Самый жаркий день
Шрифт:
Я повернулась к Павлову, стараясь в темноте разглядеть его лицо. Сквозь плотную ткань палатки не пробивался ни свет луны, ни отблески звезд.
– Ты же понимаешь, что нет у нас с тобой будущего?
– Из-за гусара твоего? – дрогнувшим голосом спросил Александр.
– И из-за него тоже. Но главное – не примут люди такой марьяж, даже несмотря на то, что я манихейка. Нет, помолчи! Ничего не поменяется от того, что ты вере своей изменишь. Люди будут и за спиной, и в лицо смеяться, сам озвереешь. Давай спать, а то опять пальба будет.

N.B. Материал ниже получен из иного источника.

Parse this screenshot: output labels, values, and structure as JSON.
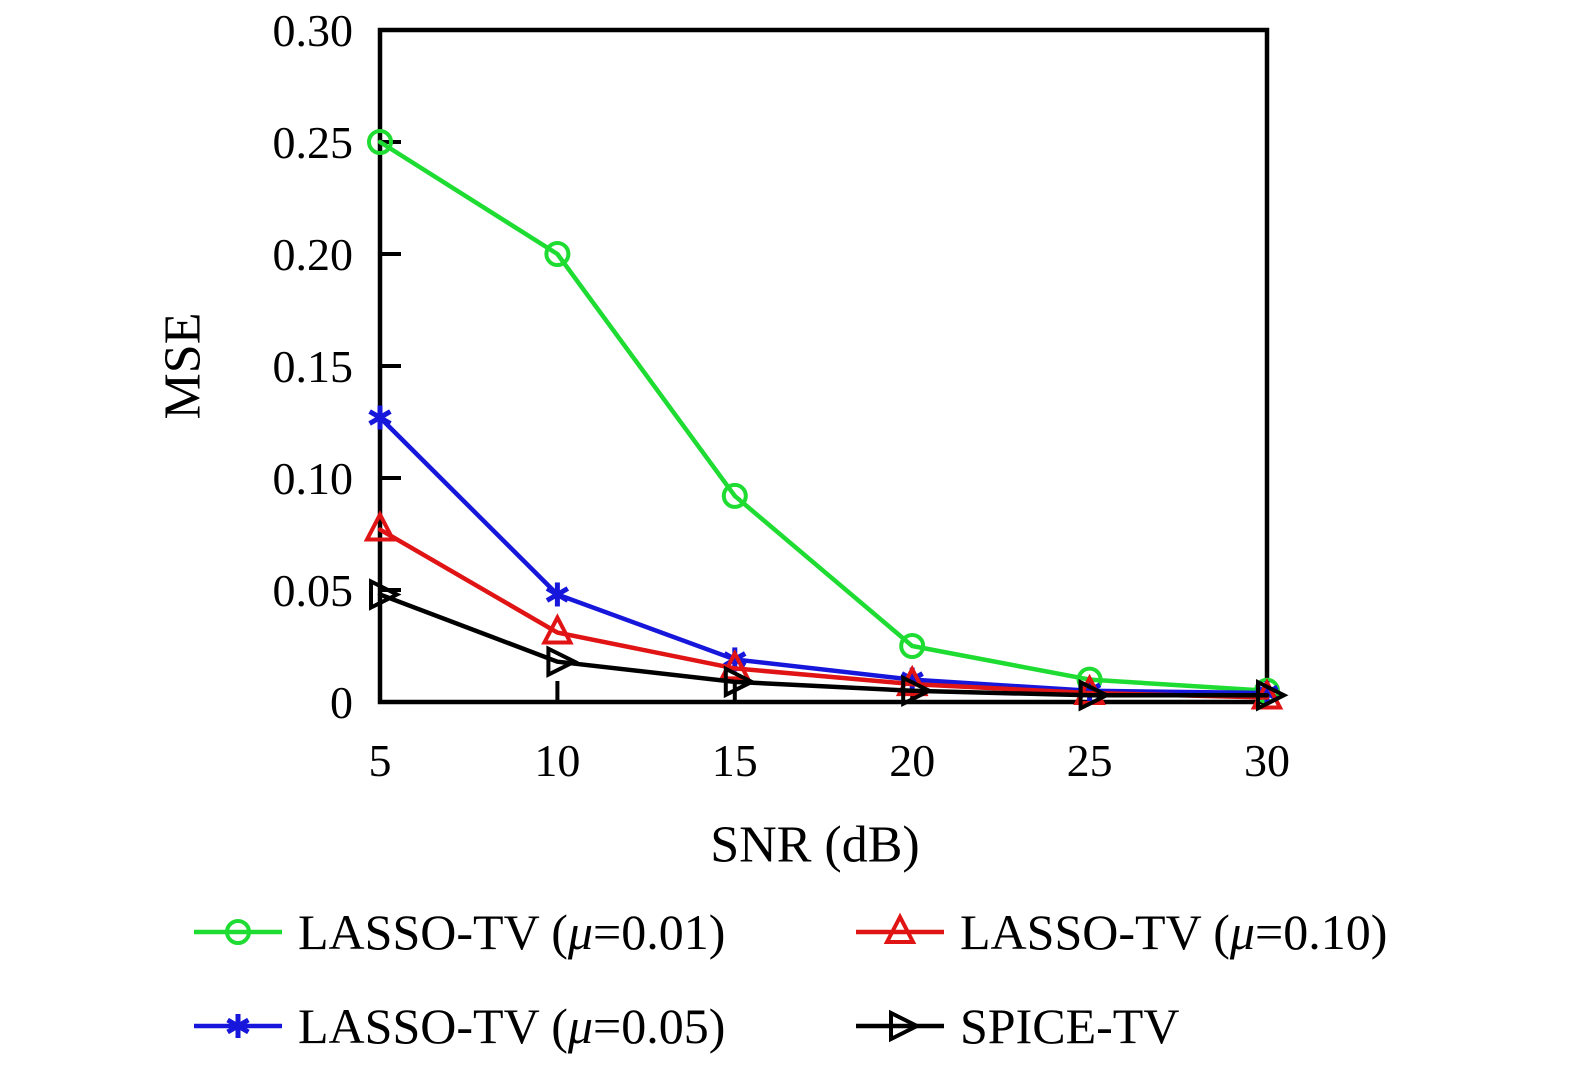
{
  "chart_data": {
    "type": "line",
    "title": "",
    "xlabel": "SNR (dB)",
    "ylabel": "MSE",
    "x": [
      5,
      10,
      15,
      20,
      25,
      30
    ],
    "xlim": [
      5,
      30
    ],
    "ylim": [
      0,
      0.3
    ],
    "x_ticks": [
      "5",
      "10",
      "15",
      "20",
      "25",
      "30"
    ],
    "y_tick_values": [
      0,
      0.05,
      0.1,
      0.15,
      0.2,
      0.25,
      0.3
    ],
    "y_ticks": [
      "0",
      "0.05",
      "0.10",
      "0.15",
      "0.20",
      "0.25",
      "0.30"
    ],
    "grid": false,
    "legend_position": "below-chart",
    "axis_box": true,
    "series": [
      {
        "name": "LASSO-TV (μ=0.01)",
        "color": "#1edc32",
        "marker": "circle",
        "values": [
          0.25,
          0.2,
          0.092,
          0.025,
          0.01,
          0.005
        ]
      },
      {
        "name": "LASSO-TV (μ=0.05)",
        "color": "#1717dc",
        "marker": "asterisk",
        "values": [
          0.127,
          0.048,
          0.019,
          0.01,
          0.005,
          0.004
        ]
      },
      {
        "name": "LASSO-TV (μ=0.10)",
        "color": "#e01414",
        "marker": "triangle-up",
        "values": [
          0.077,
          0.031,
          0.015,
          0.008,
          0.004,
          0.002
        ]
      },
      {
        "name": "SPICE-TV",
        "color": "#000000",
        "marker": "triangle-right",
        "values": [
          0.048,
          0.018,
          0.009,
          0.005,
          0.003,
          0.003
        ]
      }
    ]
  },
  "legend": {
    "entries": [
      {
        "series_index": 0,
        "prefix": "LASSO-TV (",
        "mu": "μ",
        "suffix": "=0.01)"
      },
      {
        "series_index": 2,
        "prefix": "LASSO-TV (",
        "mu": "μ",
        "suffix": "=0.10)"
      },
      {
        "series_index": 1,
        "prefix": "LASSO-TV (",
        "mu": "μ",
        "suffix": "=0.05)"
      },
      {
        "series_index": 3,
        "prefix": "SPICE-TV",
        "mu": "",
        "suffix": ""
      }
    ]
  }
}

– Не будет. Банда туркмен налететь пыталась, отогнали
Утром удалось узнать подробности ночного нападения. Генерал Ланжерон неукоснительно требовал выставлять караулы, и это спасло экспедицию от больших бед. Разбойники были замечены дальним дозором, который поднял тревогу, и дежурная рота отогнала чужаков выстрелами. Отлично показали себя мои ружья, с их помощью удавалось вести столь частый огонь, что, казалось, в бой вступила целая армия. Туркмены потеряли убитыми двоих, задетых случайными пулями, а казаки преследовали их еще пяток верст, но в темноте решили возвращаться.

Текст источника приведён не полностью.